Setelah kota-kota kita dirusak dan dilumpuhkan oleh mobil dan motor asing, kita juga melihat bahwa kohesivitas sosial kita makin berkurang. Baik motor maupun mobil adalah simbol mobilitas individual. Makin besar cc mesin-nya, pemiliknya makin merasa menjadi raja jalanan. Dipersepsi sebagai simbol modernitas kelas menengah, kehadiran kedua jenis budak energi itu semakin rakus merampas ruang publik, juga angkutan publik. Angkutan publik di banyak kota dalam kondisi hidup segan mati tak mau.
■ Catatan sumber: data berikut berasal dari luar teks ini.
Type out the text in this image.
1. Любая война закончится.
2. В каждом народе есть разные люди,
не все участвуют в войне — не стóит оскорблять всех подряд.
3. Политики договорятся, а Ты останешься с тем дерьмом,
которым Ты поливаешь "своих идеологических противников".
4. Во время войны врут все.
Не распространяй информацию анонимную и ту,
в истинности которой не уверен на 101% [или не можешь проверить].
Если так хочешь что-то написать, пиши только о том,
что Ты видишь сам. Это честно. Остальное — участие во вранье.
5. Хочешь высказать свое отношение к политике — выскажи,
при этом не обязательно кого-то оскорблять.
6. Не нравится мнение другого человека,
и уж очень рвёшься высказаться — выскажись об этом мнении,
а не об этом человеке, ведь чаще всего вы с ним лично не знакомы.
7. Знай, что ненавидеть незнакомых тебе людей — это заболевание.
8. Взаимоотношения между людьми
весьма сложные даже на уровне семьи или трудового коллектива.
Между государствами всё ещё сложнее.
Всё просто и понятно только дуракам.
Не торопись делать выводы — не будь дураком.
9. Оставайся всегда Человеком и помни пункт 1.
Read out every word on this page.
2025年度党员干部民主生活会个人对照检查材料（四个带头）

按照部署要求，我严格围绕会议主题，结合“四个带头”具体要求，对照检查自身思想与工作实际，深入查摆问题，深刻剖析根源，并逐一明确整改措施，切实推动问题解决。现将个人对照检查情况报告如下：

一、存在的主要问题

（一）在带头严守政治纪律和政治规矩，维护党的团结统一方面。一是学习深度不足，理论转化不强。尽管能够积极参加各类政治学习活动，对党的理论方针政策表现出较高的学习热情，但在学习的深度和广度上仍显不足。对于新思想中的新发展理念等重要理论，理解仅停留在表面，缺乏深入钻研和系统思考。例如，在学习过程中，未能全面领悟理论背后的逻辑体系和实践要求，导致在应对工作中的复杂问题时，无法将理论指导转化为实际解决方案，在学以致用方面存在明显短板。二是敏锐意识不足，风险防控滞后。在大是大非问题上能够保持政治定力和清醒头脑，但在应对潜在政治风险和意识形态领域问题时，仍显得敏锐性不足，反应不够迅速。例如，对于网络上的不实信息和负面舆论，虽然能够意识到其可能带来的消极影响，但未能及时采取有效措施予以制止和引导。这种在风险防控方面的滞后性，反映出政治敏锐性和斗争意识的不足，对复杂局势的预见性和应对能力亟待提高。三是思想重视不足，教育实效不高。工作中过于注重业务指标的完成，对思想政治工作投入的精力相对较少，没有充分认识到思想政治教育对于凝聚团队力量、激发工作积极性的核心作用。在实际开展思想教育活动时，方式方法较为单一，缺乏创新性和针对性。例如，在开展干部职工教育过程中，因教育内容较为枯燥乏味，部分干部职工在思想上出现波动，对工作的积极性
Bis atau trem umum sebenarnya bisa menjadi instrumen mengurangi kemacetan sekaligus perekat kehidupan masyarakat yang majemuk. Bus sekolah yang bersih, teratur dan nyaman bisa menjadi platform pendidikan kewarganegaraan bagi siswa-siswa dari berbagai latar belakang ekonomi, sosial dan budaya. Saat ini, di parkiran sekolah dan kampus favorit, justru dipenuhi oleh mobil mewah dan motor di parkiran bertingkat. Kampus justru menjadi tempat dengan jejak karbon paling hitam. 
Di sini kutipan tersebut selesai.